Part of the answer for one channel, InRange TV, is the porn industry. In the wake of YouTube’s announcement, InRange founders Ian McCollum and Karl Kasarda announced that they’d had enough of YouTube’s power plays and would happily begin uploading their videos to a site that has no problem protecting freedom of speech: PornHub.

With plenty of server capacity and no chance that their videos will be considered too edgy, McCollum said, the pair’s decision to utilize PornHub in addition to a variety of other sites, including Full30 and Facebook, makes sense.

But what PornHub doesn’t offer InRange and the others who have since joined them there is a guaranteed path to the almighty dollar. Many firearms or firearms accessory advertisers likely won’t appreciate PornHub’s NSFW qualities, the other ads that’ll populate next to their products, or the idea of further tying the two industries, producers worried.

That’s why many content brands and industry insiders are looking for a more family friendly home than PornHub can supply. And there are plenty to choose from. Since the YouTube announcement, a flurry of hosts have cropped up, including Utah Gun Exchange and GunStreamer.com, joining already established platforms like Full30 and RECOILtv; the latter is currently opening up its video platform to media partners.
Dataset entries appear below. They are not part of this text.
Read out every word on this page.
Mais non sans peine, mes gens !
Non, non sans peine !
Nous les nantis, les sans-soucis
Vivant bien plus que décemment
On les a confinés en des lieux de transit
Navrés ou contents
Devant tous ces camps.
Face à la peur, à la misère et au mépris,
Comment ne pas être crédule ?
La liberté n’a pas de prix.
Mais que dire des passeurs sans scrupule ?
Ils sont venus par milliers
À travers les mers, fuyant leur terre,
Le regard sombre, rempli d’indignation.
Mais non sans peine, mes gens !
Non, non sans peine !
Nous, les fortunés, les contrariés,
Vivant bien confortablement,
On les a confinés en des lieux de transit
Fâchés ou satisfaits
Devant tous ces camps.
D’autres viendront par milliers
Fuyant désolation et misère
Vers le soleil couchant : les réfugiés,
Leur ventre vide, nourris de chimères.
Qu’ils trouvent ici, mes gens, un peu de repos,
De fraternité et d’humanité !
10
But starting a video hosting site isn’t as simple as it sounds, said Harmsen, who cofounded Full30. The recently launched platforms don’t yet support advertising, and running servers and technical support for video hosting is expensive — a truth that has kept Full30 from expanding consistently since its 2014 founding. He said his site currently has over 1,000 producers lined up looking for space that he can’t yet offer thanks to those challenges.

“The bandwidth costs alone are phenomenal,” he said. “Full30 has every intention of being that lifeboat when we are sure the infrastructure can handle the load.”
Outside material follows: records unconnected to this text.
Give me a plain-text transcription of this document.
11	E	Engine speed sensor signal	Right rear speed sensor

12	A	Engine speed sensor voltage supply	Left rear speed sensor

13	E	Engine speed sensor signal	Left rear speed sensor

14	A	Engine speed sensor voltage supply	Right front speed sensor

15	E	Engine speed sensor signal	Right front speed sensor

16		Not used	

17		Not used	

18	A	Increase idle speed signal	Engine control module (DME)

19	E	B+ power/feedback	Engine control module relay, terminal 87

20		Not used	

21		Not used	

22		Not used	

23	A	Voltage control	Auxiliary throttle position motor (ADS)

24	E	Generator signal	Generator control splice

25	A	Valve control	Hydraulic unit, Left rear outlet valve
He said he thinks the new platforms won’t last, if only because they’ll run out of the money needed to stay in operation.

James Yeager’s discusses his goals for 2018 in a still from a YouTube video posted to his channel. He recently launched his own video platform in an attempt to flee the site’s new restrictions.
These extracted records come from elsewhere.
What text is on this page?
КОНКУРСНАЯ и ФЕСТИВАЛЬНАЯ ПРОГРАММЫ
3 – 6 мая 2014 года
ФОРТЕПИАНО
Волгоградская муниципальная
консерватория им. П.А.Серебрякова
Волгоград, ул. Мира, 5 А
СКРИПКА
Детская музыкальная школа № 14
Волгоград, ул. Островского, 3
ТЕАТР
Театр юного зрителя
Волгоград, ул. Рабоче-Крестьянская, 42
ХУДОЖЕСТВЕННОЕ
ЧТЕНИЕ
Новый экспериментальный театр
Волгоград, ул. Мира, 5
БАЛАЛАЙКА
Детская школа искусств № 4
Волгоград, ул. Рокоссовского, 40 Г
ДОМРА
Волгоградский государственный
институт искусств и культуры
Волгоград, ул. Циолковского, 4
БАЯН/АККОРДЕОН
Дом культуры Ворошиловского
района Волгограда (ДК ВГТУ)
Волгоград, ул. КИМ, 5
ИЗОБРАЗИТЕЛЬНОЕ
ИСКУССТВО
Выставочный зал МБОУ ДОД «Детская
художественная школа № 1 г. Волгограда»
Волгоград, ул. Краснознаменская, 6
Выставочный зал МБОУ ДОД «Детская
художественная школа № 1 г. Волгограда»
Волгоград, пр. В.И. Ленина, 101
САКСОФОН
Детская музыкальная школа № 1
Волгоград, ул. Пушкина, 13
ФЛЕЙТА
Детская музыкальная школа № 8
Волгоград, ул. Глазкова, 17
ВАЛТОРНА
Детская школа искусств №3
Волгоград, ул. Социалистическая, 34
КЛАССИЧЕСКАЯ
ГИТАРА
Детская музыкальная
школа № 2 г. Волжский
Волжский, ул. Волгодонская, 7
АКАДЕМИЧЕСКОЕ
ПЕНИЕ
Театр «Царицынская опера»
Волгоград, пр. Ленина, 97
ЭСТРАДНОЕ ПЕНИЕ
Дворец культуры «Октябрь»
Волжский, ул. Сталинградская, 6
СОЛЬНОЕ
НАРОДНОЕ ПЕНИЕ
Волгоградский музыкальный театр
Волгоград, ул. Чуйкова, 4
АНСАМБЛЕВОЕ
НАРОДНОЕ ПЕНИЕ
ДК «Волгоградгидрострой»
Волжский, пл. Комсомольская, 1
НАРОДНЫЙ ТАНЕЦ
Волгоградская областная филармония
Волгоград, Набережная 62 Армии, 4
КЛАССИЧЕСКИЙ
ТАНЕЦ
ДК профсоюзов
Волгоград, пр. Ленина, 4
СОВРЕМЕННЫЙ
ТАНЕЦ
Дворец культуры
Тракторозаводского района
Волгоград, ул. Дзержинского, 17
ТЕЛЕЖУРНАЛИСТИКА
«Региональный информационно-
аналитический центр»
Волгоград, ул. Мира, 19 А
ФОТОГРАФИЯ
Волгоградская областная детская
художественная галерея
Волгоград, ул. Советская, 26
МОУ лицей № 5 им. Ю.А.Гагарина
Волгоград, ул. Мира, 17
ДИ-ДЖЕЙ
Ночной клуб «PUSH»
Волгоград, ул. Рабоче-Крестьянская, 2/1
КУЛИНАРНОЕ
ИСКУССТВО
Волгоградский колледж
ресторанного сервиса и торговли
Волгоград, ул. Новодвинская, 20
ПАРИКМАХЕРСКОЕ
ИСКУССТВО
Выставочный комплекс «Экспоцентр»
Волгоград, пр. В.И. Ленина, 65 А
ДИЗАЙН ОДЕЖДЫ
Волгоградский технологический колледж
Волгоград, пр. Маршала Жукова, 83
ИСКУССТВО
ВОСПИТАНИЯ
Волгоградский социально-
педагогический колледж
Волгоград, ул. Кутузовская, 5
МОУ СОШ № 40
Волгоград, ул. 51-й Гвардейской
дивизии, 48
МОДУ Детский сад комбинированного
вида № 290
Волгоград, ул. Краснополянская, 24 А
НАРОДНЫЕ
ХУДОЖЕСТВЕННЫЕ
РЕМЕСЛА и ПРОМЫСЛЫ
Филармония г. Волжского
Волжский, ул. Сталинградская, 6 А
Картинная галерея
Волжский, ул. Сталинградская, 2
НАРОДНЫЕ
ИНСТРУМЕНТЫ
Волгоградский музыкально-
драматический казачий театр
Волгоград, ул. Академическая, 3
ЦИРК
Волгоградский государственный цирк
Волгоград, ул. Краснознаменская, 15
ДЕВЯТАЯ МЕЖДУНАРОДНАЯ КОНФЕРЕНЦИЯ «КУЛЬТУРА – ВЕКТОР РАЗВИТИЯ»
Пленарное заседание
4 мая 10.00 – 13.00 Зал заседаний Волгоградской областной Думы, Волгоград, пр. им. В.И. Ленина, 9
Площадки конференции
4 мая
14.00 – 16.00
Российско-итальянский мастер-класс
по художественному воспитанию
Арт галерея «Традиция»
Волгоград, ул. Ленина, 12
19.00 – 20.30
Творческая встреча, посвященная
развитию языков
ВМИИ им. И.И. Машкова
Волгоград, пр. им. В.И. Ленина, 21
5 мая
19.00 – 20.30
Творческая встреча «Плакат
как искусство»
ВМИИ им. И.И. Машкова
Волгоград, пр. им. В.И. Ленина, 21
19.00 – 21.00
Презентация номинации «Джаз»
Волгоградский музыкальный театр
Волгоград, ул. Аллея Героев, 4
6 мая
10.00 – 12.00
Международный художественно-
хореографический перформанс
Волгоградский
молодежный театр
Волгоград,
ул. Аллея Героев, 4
James Yeager’s discusses his goals for 2018 in a still from a YouTube video posted to his channel. He recently launched his own video platform in an attempt to flee the site’s new restrictions.

The Bigger Questions
While the YouTube change has left producers scrambling over practical problems like where to host their videos, it has also raised loftier questions that both industry insiders and video producers say will necessitate long game thinking.

They start with freedom of speech and flow quickly to the Second Amendment battle with which firearms enthusiasts have become all
too familiar.

At what point, producers have asked, does a privately owned company become a part of the public interest? Should it be OK for YouTube to ban videos of legal firearms activities and products while still populating bomb making videos and violent video game content? And does YouTube have to answer for what many see as the hypocritical standard of allowing some types of potentially dangerous content, while banning others?

YouTube, said McCollum, allows “all manner of illegal activity” to be displayed on the site, but still has plans to remove large numbers of completely legal firearms videos.

“YouTube is basically the biggest library in history. They exist as a digital content provider and at least, to me, I think that’s their role,” McCollum said. “On a much grander scale, do we, as a society, really want YouTube to decide which speech is going to be free?”